To that end, the treatment facility recently established residency recovery housing, where people can stay for up to a year after their treatment ends.
“They have structure, and they have support in a more stable environment,” Doolittle said. “It just gives them a better opportunity to maintain their abstinence once they’re out there and on their own again.”
— Randy Tucker, Staff Writer
Sheriff: Addicts come
from all walks of life
Clark County Sheriff Gene Kelly doesn’t have to think hard to point to which communities have prescription pill and heroin problems.
“It’s epidemic,” Kelly said. “From South Charleston to New Carlisle, to Catawba to Tremont City and certainly in the city of Springfield. It’s everywhere. It’s cheap. It’s powerful.”
Kelly said prescription overdose deaths were the No. 1 cause of death in Ohio last year, but he said that little victories are happening. He pointed to a recent report that a dentist checked into a potential patient who wanted prescription drugs and found that she had been getting them from several doctors.
“Because, in Ohio, we’ve done a great job of working with the pharmacies and the pharmaceutical board trying to tighten up pill mills, heroin is cheap, it’s plentiful and so people are turning from prescription medications — which was killing record numbers — to now heroin.”
Kelly said the opiate addict is hard to classify since users come from all walks of life.
“It’s not a one-population problem,” Kelly said. “It’s equally spread across the entire array of communities here in Clark County … and everywhere.”
Kelly said his office is working with the R.A.N.G.E task force and Drug Enforcement Agency and educating people from school students to those being released from prison and jail. Kelly said people needing money are the cause of the break-ins in the county for scrap metal, purses in cars, cigarettes and even lawn mowers being taken to be resold for $25.
“We’re trying education, enforcement, we’re trying community outreach, we’re trying everything we can to try and reach people,” said Kelly. “Sometimes people need to get caught so they can get the help they need and figure some things out. Because if they stay in their current behavior, they’re going to end up a statistic that they don’t want to be.”
— Mark Gokavi, Staff Writer
Not all overdose patients
thankful for emergency help
Capt. Brian Wirth of the Springfield Fire Dept. and other medics respond to overdose calls where the people are blue, barely breathing and have a pain patch stuffed between their cheek and gum. Medics may administer Narcan, which immediately reverses the effects of opiates and usually wakes them up.
For their trouble, some of the overdose patients cuss out the medics.

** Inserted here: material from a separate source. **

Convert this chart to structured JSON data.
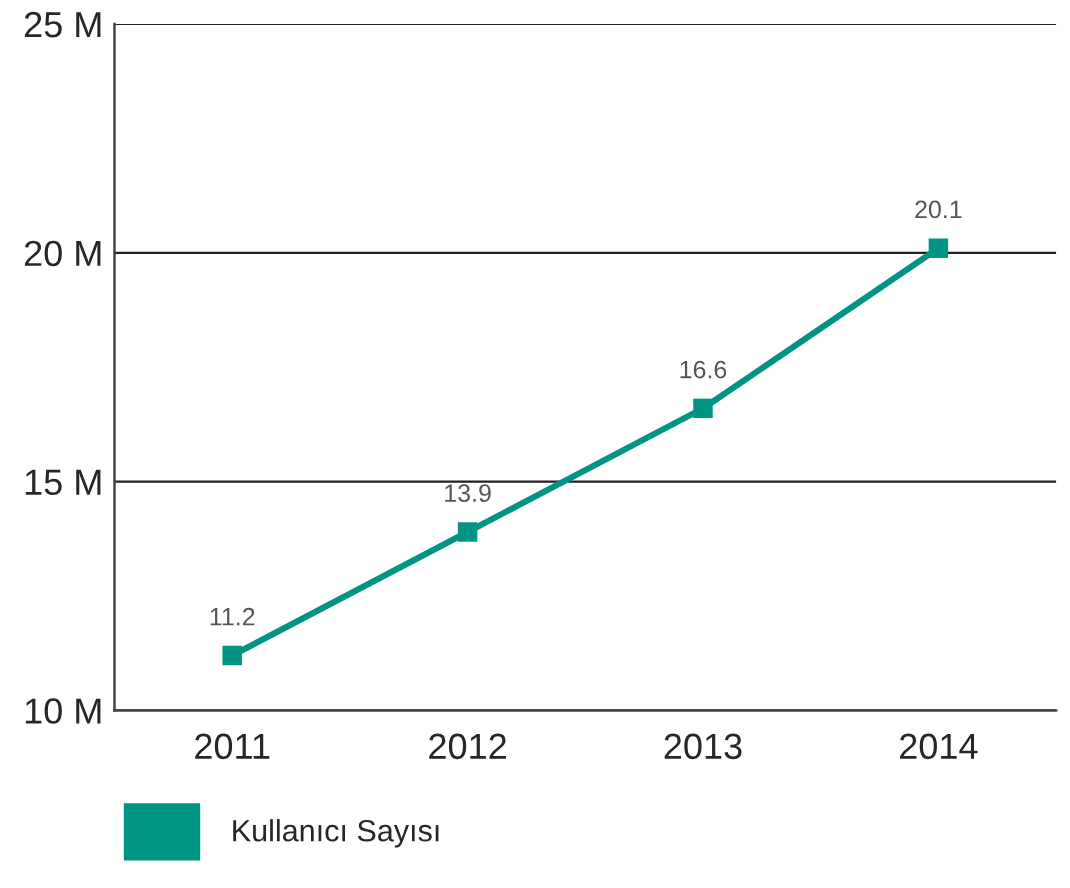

“Many times, they’re upset with you because you’ve taken away their high that they paid for,” Wirth said.”Many times, they’re in denial that they ever took any type of drug to begin with.”

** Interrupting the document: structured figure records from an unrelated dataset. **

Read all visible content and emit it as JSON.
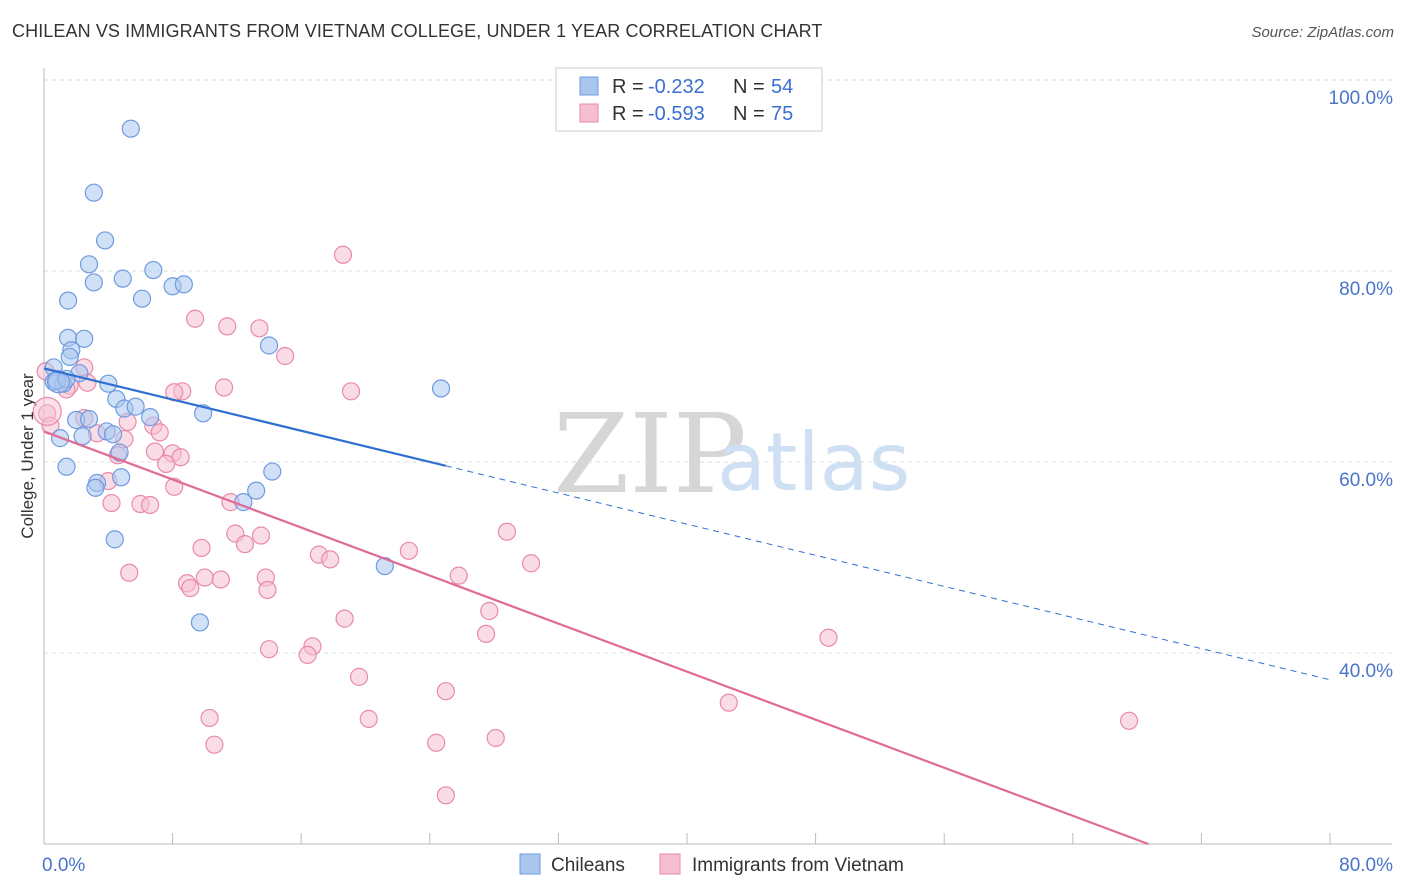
{
  "header": {
    "title": "CHILEAN VS IMMIGRANTS FROM VIETNAM COLLEGE, UNDER 1 YEAR CORRELATION CHART",
    "source": "Source: ZipAtlas.com"
  },
  "watermark": {
    "zip": "ZIP",
    "atlas": "atlas"
  },
  "legend": {
    "rows": [
      {
        "r_label": "R =",
        "r_value": "-0.232",
        "n_label": "N =",
        "n_value": "54"
      },
      {
        "r_label": "R =",
        "r_value": "-0.593",
        "n_label": "N =",
        "n_value": "75"
      }
    ]
  },
  "bottom_legend": {
    "series1": "Chileans",
    "series2": "Immigrants from Vietnam"
  },
  "colors": {
    "blue_fill": "#a9c6ef",
    "blue_stroke": "#6f9be0",
    "blue_line": "#2f6fd0",
    "pink_fill": "#f6bfd1",
    "pink_stroke": "#e98aaa",
    "pink_line": "#e06b96",
    "grid": "#dddddd",
    "axis_text": "#4a74c9"
  },
  "chart_data": {
    "type": "scatter",
    "title": "CHILEAN VS IMMIGRANTS FROM VIETNAM COLLEGE, UNDER 1 YEAR CORRELATION CHART",
    "xlabel": "",
    "ylabel": "College, Under 1 year",
    "xlim": [
      0,
      80
    ],
    "ylim": [
      20,
      100
    ],
    "x_tick_labels": [
      "0.0%",
      "80.0%"
    ],
    "y_tick_labels": [
      "100.0%",
      "80.0%",
      "60.0%",
      "40.0%"
    ],
    "y_ticks": [
      100,
      80,
      60,
      40
    ],
    "grid": true,
    "series": [
      {
        "name": "Chileans",
        "color": "#6f9be0",
        "trend": {
          "x0": 0,
          "y0": 69.8,
          "x1": 25,
          "y1": 59.6,
          "dash_to_x": 80,
          "dash_to_y": 37.2
        },
        "points": [
          [
            5.4,
            94.9
          ],
          [
            3.1,
            88.2
          ],
          [
            3.8,
            83.2
          ],
          [
            2.8,
            80.7
          ],
          [
            6.8,
            80.1
          ],
          [
            4.9,
            79.2
          ],
          [
            3.1,
            78.8
          ],
          [
            8.0,
            78.4
          ],
          [
            8.7,
            78.6
          ],
          [
            1.5,
            76.9
          ],
          [
            6.1,
            77.1
          ],
          [
            1.5,
            73.0
          ],
          [
            2.5,
            72.9
          ],
          [
            14.0,
            72.2
          ],
          [
            1.7,
            71.7
          ],
          [
            1.6,
            71.0
          ],
          [
            0.6,
            69.9
          ],
          [
            2.2,
            69.3
          ],
          [
            0.6,
            68.4
          ],
          [
            1.2,
            68.2
          ],
          [
            0.8,
            68.5
          ],
          [
            1.4,
            68.7
          ],
          [
            4.0,
            68.2
          ],
          [
            24.7,
            67.7
          ],
          [
            4.5,
            66.6
          ],
          [
            5.0,
            65.6
          ],
          [
            5.7,
            65.8
          ],
          [
            9.9,
            65.1
          ],
          [
            6.6,
            64.7
          ],
          [
            2.0,
            64.4
          ],
          [
            2.8,
            64.5
          ],
          [
            3.9,
            63.2
          ],
          [
            4.3,
            62.9
          ],
          [
            2.4,
            62.7
          ],
          [
            1.0,
            62.5
          ],
          [
            4.7,
            61.0
          ],
          [
            1.4,
            59.5
          ],
          [
            14.2,
            59.0
          ],
          [
            4.8,
            58.4
          ],
          [
            3.3,
            57.8
          ],
          [
            3.2,
            57.3
          ],
          [
            13.2,
            57.0
          ],
          [
            12.4,
            55.8
          ],
          [
            4.4,
            51.9
          ],
          [
            21.2,
            49.1
          ],
          [
            9.7,
            43.2
          ]
        ]
      },
      {
        "name": "Immigrants from Vietnam",
        "color": "#e98aaa",
        "trend": {
          "x0": 0,
          "y0": 63.2,
          "x1": 68.7,
          "y1": 20.0
        },
        "points": [
          [
            18.6,
            81.7
          ],
          [
            9.4,
            75.0
          ],
          [
            11.4,
            74.2
          ],
          [
            13.4,
            74.0
          ],
          [
            15.0,
            71.1
          ],
          [
            0.1,
            69.5
          ],
          [
            2.5,
            69.9
          ],
          [
            2.7,
            68.3
          ],
          [
            1.6,
            68.0
          ],
          [
            1.4,
            67.6
          ],
          [
            8.6,
            67.4
          ],
          [
            8.1,
            67.3
          ],
          [
            11.2,
            67.8
          ],
          [
            19.1,
            67.4
          ],
          [
            0.2,
            65.1
          ],
          [
            0.4,
            63.8
          ],
          [
            2.5,
            64.6
          ],
          [
            3.3,
            63.0
          ],
          [
            5.2,
            64.2
          ],
          [
            6.8,
            63.8
          ],
          [
            7.2,
            63.1
          ],
          [
            5.0,
            62.4
          ],
          [
            4.6,
            60.7
          ],
          [
            6.9,
            61.1
          ],
          [
            8.0,
            60.9
          ],
          [
            8.5,
            60.5
          ],
          [
            7.6,
            59.8
          ],
          [
            4.0,
            58.0
          ],
          [
            8.1,
            57.4
          ],
          [
            4.2,
            55.7
          ],
          [
            6.0,
            55.6
          ],
          [
            6.6,
            55.5
          ],
          [
            11.6,
            55.8
          ],
          [
            11.9,
            52.5
          ],
          [
            13.5,
            52.3
          ],
          [
            28.8,
            52.7
          ],
          [
            9.8,
            51.0
          ],
          [
            12.5,
            51.4
          ],
          [
            17.1,
            50.3
          ],
          [
            17.8,
            49.8
          ],
          [
            22.7,
            50.7
          ],
          [
            30.3,
            49.4
          ],
          [
            5.3,
            48.4
          ],
          [
            8.9,
            47.3
          ],
          [
            9.1,
            46.8
          ],
          [
            10.0,
            47.9
          ],
          [
            11.0,
            47.7
          ],
          [
            13.8,
            47.9
          ],
          [
            13.9,
            46.6
          ],
          [
            25.8,
            48.1
          ],
          [
            27.7,
            44.4
          ],
          [
            18.7,
            43.6
          ],
          [
            27.5,
            42.0
          ],
          [
            48.8,
            41.6
          ],
          [
            14.0,
            40.4
          ],
          [
            16.7,
            40.7
          ],
          [
            16.4,
            39.8
          ],
          [
            19.6,
            37.5
          ],
          [
            25.0,
            36.0
          ],
          [
            42.6,
            34.8
          ],
          [
            10.3,
            33.2
          ],
          [
            20.2,
            33.1
          ],
          [
            67.5,
            32.9
          ],
          [
            10.6,
            30.4
          ],
          [
            24.4,
            30.6
          ],
          [
            28.1,
            31.1
          ],
          [
            25.0,
            25.1
          ]
        ]
      }
    ]
  }
}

Wirth said some patients are appreciative and some are people you wouldn’t expect.
“It’s all the way from the middle school kids to the affluent, housewife soccer moms,” he said. “Prescription drug pain medication is becoming prevalent throughout our society.”
Wirth said he cantell when a new shipment of heroin comes to town because they’ll get a huge influx of overdoses.
Wirth said his department responds to nearly 200 drug overdoses per year and that is a drain on their resources, but the Narcan helps with narcotic overdoses and undoubtedly saves many lives.